Let’s chat about LinkedIn and what you shouldn’t do. LinkedIn is not Facebook or Twitter, you can’t just spew all your thoughts out there and I witness it all the time. I want people to remember this is a professional and public networking website. This is where the first impression of your character can be made. People forget that their career and who they associate in the professional world are connected to them on this site at times. People talk politics or throw shade at an organization, this is not the website for that. You don’t want to be that person that people write off because you liked or reposted something offensive. Don’t give them a reason to judge the book on the outside and not want to read the pages.

Time to get to it. Time to really talk about what you should and shouldn’t do. LinkedIn is your professional impression and more than likely, it’s your first impression.
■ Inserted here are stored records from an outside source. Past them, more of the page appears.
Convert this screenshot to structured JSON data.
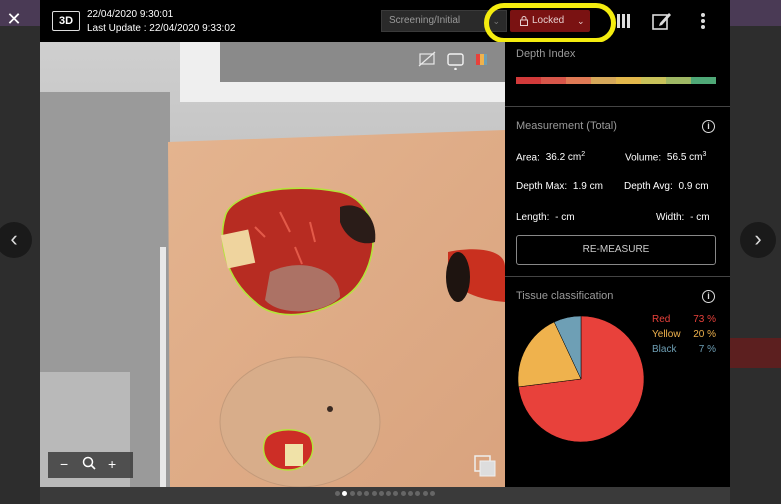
{
  "header": {
    "close_icon": "close-icon",
    "badge": "3D",
    "created": "22/04/2020 9:30:01",
    "last_update": "Last Update : 22/04/2020 9:33:02",
    "stage": "Screening/Initial",
    "lock_label": "Locked",
    "icons": [
      "pause-icon",
      "edit-icon",
      "more-icon"
    ]
  },
  "depth_index": {
    "title": "Depth Index",
    "colors": [
      "#d23a3a",
      "#d8564a",
      "#e07a55",
      "#d6a85a",
      "#e3b84c",
      "#c9c25a",
      "#9fb865",
      "#4fa877"
    ]
  },
  "measurement": {
    "title": "Measurement (Total)",
    "area_label": "Area:",
    "area_value": "36.2 cm",
    "area_unit_exp": "2",
    "volume_label": "Volume:",
    "volume_value": "56.5 cm",
    "volume_unit_exp": "3",
    "depth_max_label": "Depth Max:",
    "depth_max_value": "1.9 cm",
    "depth_avg_label": "Depth Avg:",
    "depth_avg_value": "0.9 cm",
    "length_label": "Length:",
    "length_value": "- cm",
    "width_label": "Width:",
    "width_value": "- cm",
    "remeasure_label": "RE-MEASURE"
  },
  "tissue": {
    "title": "Tissue classification",
    "classes": [
      {
        "name": "Red",
        "percent": "73 %",
        "value": 73,
        "color": "#e8413b"
      },
      {
        "name": "Yellow",
        "percent": "20 %",
        "value": 20,
        "color": "#efb24d"
      },
      {
        "name": "Black",
        "percent": "7 %",
        "value": 7,
        "color": "#6e9fb5"
      }
    ]
  },
  "zoom": {
    "minus": "−",
    "plus": "+"
  },
  "pager": {
    "count": 14,
    "active": 1
  },
  "highlight_color": "#f4ec0f"
}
Let’s talk about what you shouldn’t do. There are many things that you shouldn’t do but these are the three things I always see people do — handle your LinkedIn at your own risk, just avoid certain things.



I touched on this in the beginning of this post but you really do not want to be negative or send out spam. The amount of spam that I’ve received blows my mind because I’m not afraid to remove a contact. Do not use this site for spreading ‘make more money doing this’ advertisements that don’t work for everyone. Don’t spread your hate. Politics are a big thing that brought out the worst in people. This past election season really brought out a lot of negativity and people bashing others for their beliefs on a professional networking site. May I remind you and them that what you say can come back and haunt you. You can and will be reported by someone who will reach out to your job. You will have what you say on this professional networking site reach your higher ups. Be smart, the internet can and will destroy you if you give it the opportunity. Trust me, people don’t like seeing negativity and spam — positive things lighten moods, remember that.
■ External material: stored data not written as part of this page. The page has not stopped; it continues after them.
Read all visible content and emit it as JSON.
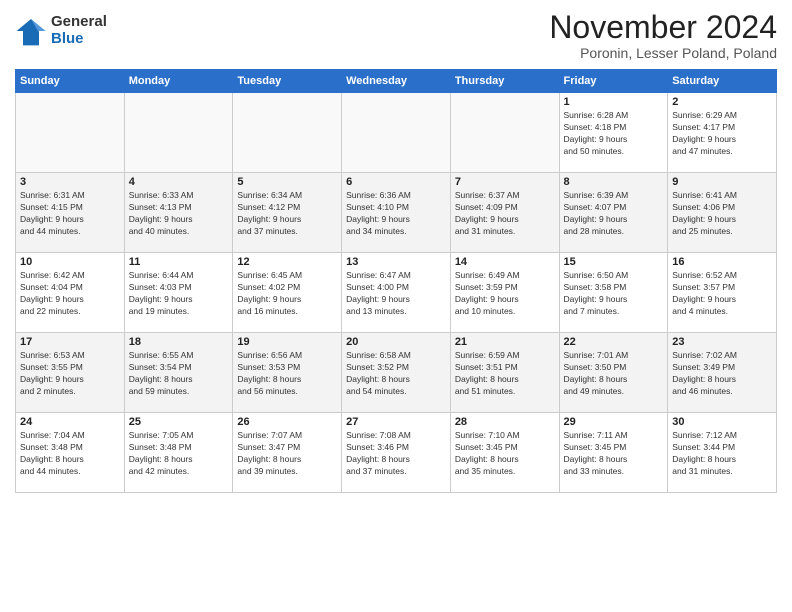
{
  "logo": {
    "general": "General",
    "blue": "Blue"
  },
  "header": {
    "month": "November 2024",
    "location": "Poronin, Lesser Poland, Poland"
  },
  "weekdays": [
    "Sunday",
    "Monday",
    "Tuesday",
    "Wednesday",
    "Thursday",
    "Friday",
    "Saturday"
  ],
  "weeks": [
    [
      {
        "day": "",
        "info": ""
      },
      {
        "day": "",
        "info": ""
      },
      {
        "day": "",
        "info": ""
      },
      {
        "day": "",
        "info": ""
      },
      {
        "day": "",
        "info": ""
      },
      {
        "day": "1",
        "info": "Sunrise: 6:28 AM\nSunset: 4:18 PM\nDaylight: 9 hours\nand 50 minutes."
      },
      {
        "day": "2",
        "info": "Sunrise: 6:29 AM\nSunset: 4:17 PM\nDaylight: 9 hours\nand 47 minutes."
      }
    ],
    [
      {
        "day": "3",
        "info": "Sunrise: 6:31 AM\nSunset: 4:15 PM\nDaylight: 9 hours\nand 44 minutes."
      },
      {
        "day": "4",
        "info": "Sunrise: 6:33 AM\nSunset: 4:13 PM\nDaylight: 9 hours\nand 40 minutes."
      },
      {
        "day": "5",
        "info": "Sunrise: 6:34 AM\nSunset: 4:12 PM\nDaylight: 9 hours\nand 37 minutes."
      },
      {
        "day": "6",
        "info": "Sunrise: 6:36 AM\nSunset: 4:10 PM\nDaylight: 9 hours\nand 34 minutes."
      },
      {
        "day": "7",
        "info": "Sunrise: 6:37 AM\nSunset: 4:09 PM\nDaylight: 9 hours\nand 31 minutes."
      },
      {
        "day": "8",
        "info": "Sunrise: 6:39 AM\nSunset: 4:07 PM\nDaylight: 9 hours\nand 28 minutes."
      },
      {
        "day": "9",
        "info": "Sunrise: 6:41 AM\nSunset: 4:06 PM\nDaylight: 9 hours\nand 25 minutes."
      }
    ],
    [
      {
        "day": "10",
        "info": "Sunrise: 6:42 AM\nSunset: 4:04 PM\nDaylight: 9 hours\nand 22 minutes."
      },
      {
        "day": "11",
        "info": "Sunrise: 6:44 AM\nSunset: 4:03 PM\nDaylight: 9 hours\nand 19 minutes."
      },
      {
        "day": "12",
        "info": "Sunrise: 6:45 AM\nSunset: 4:02 PM\nDaylight: 9 hours\nand 16 minutes."
      },
      {
        "day": "13",
        "info": "Sunrise: 6:47 AM\nSunset: 4:00 PM\nDaylight: 9 hours\nand 13 minutes."
      },
      {
        "day": "14",
        "info": "Sunrise: 6:49 AM\nSunset: 3:59 PM\nDaylight: 9 hours\nand 10 minutes."
      },
      {
        "day": "15",
        "info": "Sunrise: 6:50 AM\nSunset: 3:58 PM\nDaylight: 9 hours\nand 7 minutes."
      },
      {
        "day": "16",
        "info": "Sunrise: 6:52 AM\nSunset: 3:57 PM\nDaylight: 9 hours\nand 4 minutes."
      }
    ],
    [
      {
        "day": "17",
        "info": "Sunrise: 6:53 AM\nSunset: 3:55 PM\nDaylight: 9 hours\nand 2 minutes."
      },
      {
        "day": "18",
        "info": "Sunrise: 6:55 AM\nSunset: 3:54 PM\nDaylight: 8 hours\nand 59 minutes."
      },
      {
        "day": "19",
        "info": "Sunrise: 6:56 AM\nSunset: 3:53 PM\nDaylight: 8 hours\nand 56 minutes."
      },
      {
        "day": "20",
        "info": "Sunrise: 6:58 AM\nSunset: 3:52 PM\nDaylight: 8 hours\nand 54 minutes."
      },
      {
        "day": "21",
        "info": "Sunrise: 6:59 AM\nSunset: 3:51 PM\nDaylight: 8 hours\nand 51 minutes."
      },
      {
        "day": "22",
        "info": "Sunrise: 7:01 AM\nSunset: 3:50 PM\nDaylight: 8 hours\nand 49 minutes."
      },
      {
        "day": "23",
        "info": "Sunrise: 7:02 AM\nSunset: 3:49 PM\nDaylight: 8 hours\nand 46 minutes."
      }
    ],
    [
      {
        "day": "24",
        "info": "Sunrise: 7:04 AM\nSunset: 3:48 PM\nDaylight: 8 hours\nand 44 minutes."
      },
      {
        "day": "25",
        "info": "Sunrise: 7:05 AM\nSunset: 3:48 PM\nDaylight: 8 hours\nand 42 minutes."
      },
      {
        "day": "26",
        "info": "Sunrise: 7:07 AM\nSunset: 3:47 PM\nDaylight: 8 hours\nand 39 minutes."
      },
      {
        "day": "27",
        "info": "Sunrise: 7:08 AM\nSunset: 3:46 PM\nDaylight: 8 hours\nand 37 minutes."
      },
      {
        "day": "28",
        "info": "Sunrise: 7:10 AM\nSunset: 3:45 PM\nDaylight: 8 hours\nand 35 minutes."
      },
      {
        "day": "29",
        "info": "Sunrise: 7:11 AM\nSunset: 3:45 PM\nDaylight: 8 hours\nand 33 minutes."
      },
      {
        "day": "30",
        "info": "Sunrise: 7:12 AM\nSunset: 3:44 PM\nDaylight: 8 hours\nand 31 minutes."
      }
    ]
  ]
}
Recommendations from Strangers


I don’t know if you’ve seen this but I have seen or heard people talking about giving recommendations just to get one back and while that’s cool if you discuss it with a former co-worker or present co-worker, it’s not cool to do with strangers and people you barely know. Recommendations are great to have and show that the people that you’ve worked with appreciate you and are willing to talk about you. Those recommendations can only go so far, though — when the job you are pursuing contacts your references, they have specific questions to ask and they don’t really dig deep for that recommendation that highlights your character. Don’t ask people you barely know to do this and then when it comes down to the phone call, they don’t have anything to say or elaborate on. Bad look, terrible look.


LinkedIn is not Facebook or Twitter


Important, you must remember this. LinkedIn is not Facebook or Twitter. Celebrate the high of a new career path or opportunity on LinkedIn but don’t celebrate things that won’t correlate with the network. Utilize Facebook, Twitter, and Instagram for things that you would share with family and friends — you may consider some co-workers friends, add them on those social platforms instead of flooding LinkedIn with celebratory news or an engagement announcement. Yes, that’s exciting but that doesn’t really have anything to do with your career. LinkedIn is the place to focus on your career and spew your career knowledge.

LinkedIn is a great asset especially for a professional — your resume is basically out there for everyone to see and it garners attention from those that want you on their team. Don’t sabotage yourself with the little things. Facebook is perfect for the engagement and personal updates, Twitter is a great place for a rant and you can overdose on Instagram with an aesthetic of pictures. Utilize your other platforms so that you aren’t oversaturated your professional look. That is why social media is so great — there are multiple platforms for different uses and you have ample opportunities to showcase yourself.

Remember this is an impression for employers. Make it your own but don’t divulge personal tidbits.

What is one thing you notice on LinkedIn that shouldn’t be done?